Protein-coding gene in the species Homo sapiens

Homeobox protein Emx2 is a protein that in humans is encoded by the EMX2 gene.

== Function ==
The homeodomain transcription factor EMX2 is critical for central nervous system and urogenital development. EMX1 (MIM 600034) and EMX2 are related to the 'empty spiracles' gene expressed in the developing Drosophila head.[supplied by OMIM].

The EMX2 gene encodes for a transcription factor that is a homolog to Drosophila melanogaster “empty spiracles” gene.
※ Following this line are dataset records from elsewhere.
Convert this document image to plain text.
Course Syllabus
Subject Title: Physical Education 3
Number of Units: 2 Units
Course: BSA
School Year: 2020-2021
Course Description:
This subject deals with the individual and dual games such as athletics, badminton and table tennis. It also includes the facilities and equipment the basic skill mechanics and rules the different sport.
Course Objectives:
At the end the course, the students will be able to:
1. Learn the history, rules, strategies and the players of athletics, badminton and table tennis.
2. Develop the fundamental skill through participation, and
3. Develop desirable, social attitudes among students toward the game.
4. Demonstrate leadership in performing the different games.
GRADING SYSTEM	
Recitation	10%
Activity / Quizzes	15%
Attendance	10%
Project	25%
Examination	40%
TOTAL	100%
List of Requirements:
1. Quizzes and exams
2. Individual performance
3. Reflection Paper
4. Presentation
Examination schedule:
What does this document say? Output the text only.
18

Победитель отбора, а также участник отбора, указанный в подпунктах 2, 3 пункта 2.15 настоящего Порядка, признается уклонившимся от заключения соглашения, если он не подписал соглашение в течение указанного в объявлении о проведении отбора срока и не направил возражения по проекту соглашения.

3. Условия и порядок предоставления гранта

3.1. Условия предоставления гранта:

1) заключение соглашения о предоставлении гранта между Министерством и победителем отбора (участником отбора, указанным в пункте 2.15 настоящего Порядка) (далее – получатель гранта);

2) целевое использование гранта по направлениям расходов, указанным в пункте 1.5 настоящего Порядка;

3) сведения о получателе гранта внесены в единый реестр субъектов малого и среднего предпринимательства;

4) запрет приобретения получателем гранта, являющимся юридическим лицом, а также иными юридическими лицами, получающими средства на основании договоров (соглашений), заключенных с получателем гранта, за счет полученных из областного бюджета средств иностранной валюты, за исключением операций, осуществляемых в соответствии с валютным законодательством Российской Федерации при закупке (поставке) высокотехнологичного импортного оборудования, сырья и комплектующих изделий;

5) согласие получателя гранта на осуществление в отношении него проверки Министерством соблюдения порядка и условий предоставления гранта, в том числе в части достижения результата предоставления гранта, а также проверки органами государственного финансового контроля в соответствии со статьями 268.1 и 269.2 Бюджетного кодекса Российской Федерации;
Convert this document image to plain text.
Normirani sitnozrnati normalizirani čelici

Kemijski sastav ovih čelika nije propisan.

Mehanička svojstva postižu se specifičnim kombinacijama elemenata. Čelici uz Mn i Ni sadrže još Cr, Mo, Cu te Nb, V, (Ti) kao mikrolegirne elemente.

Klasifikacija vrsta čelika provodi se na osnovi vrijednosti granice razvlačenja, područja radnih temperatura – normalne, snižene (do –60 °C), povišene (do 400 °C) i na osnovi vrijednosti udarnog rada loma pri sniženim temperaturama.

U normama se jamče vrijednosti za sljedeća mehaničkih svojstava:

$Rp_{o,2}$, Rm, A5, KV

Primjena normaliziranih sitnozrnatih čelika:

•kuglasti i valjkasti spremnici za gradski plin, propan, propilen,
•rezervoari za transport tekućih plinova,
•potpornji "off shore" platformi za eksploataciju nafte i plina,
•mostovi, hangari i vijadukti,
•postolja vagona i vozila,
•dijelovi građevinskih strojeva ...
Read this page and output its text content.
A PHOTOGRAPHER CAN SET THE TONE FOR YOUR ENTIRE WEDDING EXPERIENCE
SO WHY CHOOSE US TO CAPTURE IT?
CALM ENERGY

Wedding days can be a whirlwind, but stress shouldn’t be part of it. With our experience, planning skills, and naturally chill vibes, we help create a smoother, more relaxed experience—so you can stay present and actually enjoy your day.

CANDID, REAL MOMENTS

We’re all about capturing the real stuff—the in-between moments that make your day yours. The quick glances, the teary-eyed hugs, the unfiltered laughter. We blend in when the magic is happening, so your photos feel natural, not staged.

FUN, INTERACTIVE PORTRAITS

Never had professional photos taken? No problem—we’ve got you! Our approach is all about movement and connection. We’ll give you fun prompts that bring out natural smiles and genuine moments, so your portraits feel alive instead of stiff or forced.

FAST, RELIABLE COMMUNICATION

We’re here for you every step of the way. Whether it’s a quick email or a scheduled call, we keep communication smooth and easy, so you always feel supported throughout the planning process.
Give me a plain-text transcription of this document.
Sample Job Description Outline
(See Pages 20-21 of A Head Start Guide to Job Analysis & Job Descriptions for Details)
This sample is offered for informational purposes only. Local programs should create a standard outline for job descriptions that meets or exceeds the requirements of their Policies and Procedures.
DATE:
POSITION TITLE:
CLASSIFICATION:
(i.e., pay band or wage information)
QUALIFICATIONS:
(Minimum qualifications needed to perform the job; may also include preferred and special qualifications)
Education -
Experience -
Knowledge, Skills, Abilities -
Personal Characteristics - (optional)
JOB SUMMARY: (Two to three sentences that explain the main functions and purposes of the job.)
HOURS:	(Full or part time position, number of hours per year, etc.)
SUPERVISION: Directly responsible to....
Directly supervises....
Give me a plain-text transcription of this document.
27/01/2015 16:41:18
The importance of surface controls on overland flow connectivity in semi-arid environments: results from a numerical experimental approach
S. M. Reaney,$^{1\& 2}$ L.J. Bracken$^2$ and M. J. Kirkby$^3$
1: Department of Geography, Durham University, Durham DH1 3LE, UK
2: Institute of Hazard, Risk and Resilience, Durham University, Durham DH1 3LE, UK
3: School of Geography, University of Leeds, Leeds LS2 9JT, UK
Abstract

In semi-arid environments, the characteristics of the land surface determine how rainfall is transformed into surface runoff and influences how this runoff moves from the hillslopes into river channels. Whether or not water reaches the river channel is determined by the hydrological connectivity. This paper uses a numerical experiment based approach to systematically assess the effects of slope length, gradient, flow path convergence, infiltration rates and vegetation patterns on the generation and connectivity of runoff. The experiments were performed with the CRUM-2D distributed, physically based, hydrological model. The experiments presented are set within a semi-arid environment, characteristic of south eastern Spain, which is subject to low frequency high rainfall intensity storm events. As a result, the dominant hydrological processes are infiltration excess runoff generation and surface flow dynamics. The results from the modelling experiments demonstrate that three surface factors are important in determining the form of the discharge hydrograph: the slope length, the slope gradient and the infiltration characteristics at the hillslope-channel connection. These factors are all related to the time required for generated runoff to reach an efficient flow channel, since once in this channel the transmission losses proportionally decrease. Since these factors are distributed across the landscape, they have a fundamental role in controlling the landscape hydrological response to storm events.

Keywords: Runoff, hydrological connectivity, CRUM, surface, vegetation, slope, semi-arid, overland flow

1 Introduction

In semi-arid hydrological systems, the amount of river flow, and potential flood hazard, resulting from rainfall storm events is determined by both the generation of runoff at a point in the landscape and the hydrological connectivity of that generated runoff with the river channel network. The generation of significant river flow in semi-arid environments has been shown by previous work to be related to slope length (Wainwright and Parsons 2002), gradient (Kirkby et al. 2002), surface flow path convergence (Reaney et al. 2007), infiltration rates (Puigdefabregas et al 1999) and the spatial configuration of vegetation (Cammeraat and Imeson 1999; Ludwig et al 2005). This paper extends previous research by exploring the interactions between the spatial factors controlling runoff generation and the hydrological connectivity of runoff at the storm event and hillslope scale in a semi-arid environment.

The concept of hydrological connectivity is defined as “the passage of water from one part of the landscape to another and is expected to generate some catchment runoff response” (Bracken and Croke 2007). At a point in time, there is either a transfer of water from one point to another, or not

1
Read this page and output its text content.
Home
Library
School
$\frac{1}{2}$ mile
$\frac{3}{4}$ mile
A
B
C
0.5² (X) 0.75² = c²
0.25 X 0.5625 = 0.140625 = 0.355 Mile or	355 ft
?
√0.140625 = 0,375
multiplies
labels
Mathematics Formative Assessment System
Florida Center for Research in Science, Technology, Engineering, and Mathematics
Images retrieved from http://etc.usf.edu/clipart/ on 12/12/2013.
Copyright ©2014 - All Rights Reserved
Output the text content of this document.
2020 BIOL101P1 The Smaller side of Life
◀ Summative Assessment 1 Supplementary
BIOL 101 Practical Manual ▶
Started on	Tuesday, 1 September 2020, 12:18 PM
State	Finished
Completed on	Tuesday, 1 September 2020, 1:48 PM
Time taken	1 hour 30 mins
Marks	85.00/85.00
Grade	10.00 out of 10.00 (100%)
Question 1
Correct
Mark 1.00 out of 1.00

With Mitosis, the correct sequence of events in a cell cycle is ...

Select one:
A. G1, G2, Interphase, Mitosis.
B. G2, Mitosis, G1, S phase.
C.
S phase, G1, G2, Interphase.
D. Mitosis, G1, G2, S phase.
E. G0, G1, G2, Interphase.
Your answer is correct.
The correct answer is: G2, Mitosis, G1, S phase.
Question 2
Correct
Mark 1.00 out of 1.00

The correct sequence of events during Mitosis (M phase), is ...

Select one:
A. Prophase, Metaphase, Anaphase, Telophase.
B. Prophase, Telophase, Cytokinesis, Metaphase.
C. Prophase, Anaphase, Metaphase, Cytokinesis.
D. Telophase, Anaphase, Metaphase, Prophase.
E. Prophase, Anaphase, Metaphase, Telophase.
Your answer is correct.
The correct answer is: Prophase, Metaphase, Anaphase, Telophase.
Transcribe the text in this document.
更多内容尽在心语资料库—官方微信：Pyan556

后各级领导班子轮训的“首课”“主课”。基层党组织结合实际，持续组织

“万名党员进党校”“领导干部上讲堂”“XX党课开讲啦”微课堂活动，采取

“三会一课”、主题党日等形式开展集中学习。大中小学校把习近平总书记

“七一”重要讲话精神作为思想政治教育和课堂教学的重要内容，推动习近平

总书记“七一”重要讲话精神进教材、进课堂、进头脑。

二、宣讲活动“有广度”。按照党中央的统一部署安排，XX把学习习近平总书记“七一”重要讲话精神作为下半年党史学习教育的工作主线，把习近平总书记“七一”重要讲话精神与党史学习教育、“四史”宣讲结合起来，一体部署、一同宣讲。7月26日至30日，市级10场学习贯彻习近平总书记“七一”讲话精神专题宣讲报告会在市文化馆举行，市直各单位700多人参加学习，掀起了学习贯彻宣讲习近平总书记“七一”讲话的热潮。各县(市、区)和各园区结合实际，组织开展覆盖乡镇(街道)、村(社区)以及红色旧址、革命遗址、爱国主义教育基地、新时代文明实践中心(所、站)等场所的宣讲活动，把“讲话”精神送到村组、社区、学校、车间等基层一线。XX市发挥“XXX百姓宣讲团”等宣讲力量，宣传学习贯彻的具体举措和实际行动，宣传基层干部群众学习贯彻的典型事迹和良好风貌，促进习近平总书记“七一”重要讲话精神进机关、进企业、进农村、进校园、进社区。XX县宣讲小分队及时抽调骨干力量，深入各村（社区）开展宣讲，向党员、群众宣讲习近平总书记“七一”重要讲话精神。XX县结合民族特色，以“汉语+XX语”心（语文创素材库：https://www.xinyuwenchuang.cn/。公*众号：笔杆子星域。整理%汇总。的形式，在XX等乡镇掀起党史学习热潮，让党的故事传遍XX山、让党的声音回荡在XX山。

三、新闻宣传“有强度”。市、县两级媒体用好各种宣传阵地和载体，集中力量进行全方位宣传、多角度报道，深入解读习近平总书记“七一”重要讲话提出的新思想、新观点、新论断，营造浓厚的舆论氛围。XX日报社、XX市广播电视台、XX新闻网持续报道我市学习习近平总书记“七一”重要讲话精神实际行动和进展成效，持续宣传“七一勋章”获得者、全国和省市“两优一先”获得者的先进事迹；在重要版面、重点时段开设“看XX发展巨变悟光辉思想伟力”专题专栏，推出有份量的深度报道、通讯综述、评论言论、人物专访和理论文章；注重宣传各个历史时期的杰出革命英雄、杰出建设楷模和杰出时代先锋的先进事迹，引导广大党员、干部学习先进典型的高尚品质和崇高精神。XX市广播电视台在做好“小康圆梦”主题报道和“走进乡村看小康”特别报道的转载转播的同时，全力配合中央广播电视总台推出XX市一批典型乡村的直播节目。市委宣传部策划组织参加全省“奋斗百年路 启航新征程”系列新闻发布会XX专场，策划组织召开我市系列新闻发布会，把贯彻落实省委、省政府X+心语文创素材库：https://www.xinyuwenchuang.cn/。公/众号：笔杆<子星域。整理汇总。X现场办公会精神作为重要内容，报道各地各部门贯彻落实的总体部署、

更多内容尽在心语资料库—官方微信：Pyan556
The “empty spiracles gene” is needed for the proper head development/formation as well as the development of posterior spiracles in Drosophila melanogaster.

In humans, EMX2 shows high expression in the dorsal telencephalon, olfactory neuroepithelium, as well as the urogenital system. In the developing uroepithelium, EMX2 is negatively regulated by HOXA10. EMX2 has been associated with Schizencephaly, a disease where there are large parts of the brain hemispheres absent and that are replaced with cerebrospinal fluid, clinical observations can include seizures, blindness, and inability to walk/speak. EMX2 has also been shown to have an important role in tumorigenesis. One study found that the expression of EMX2 is significantly decreased in tissues and cells with colorectal cancer. It is suspected that EMX2 could be used as a treatment of colorectal cancer.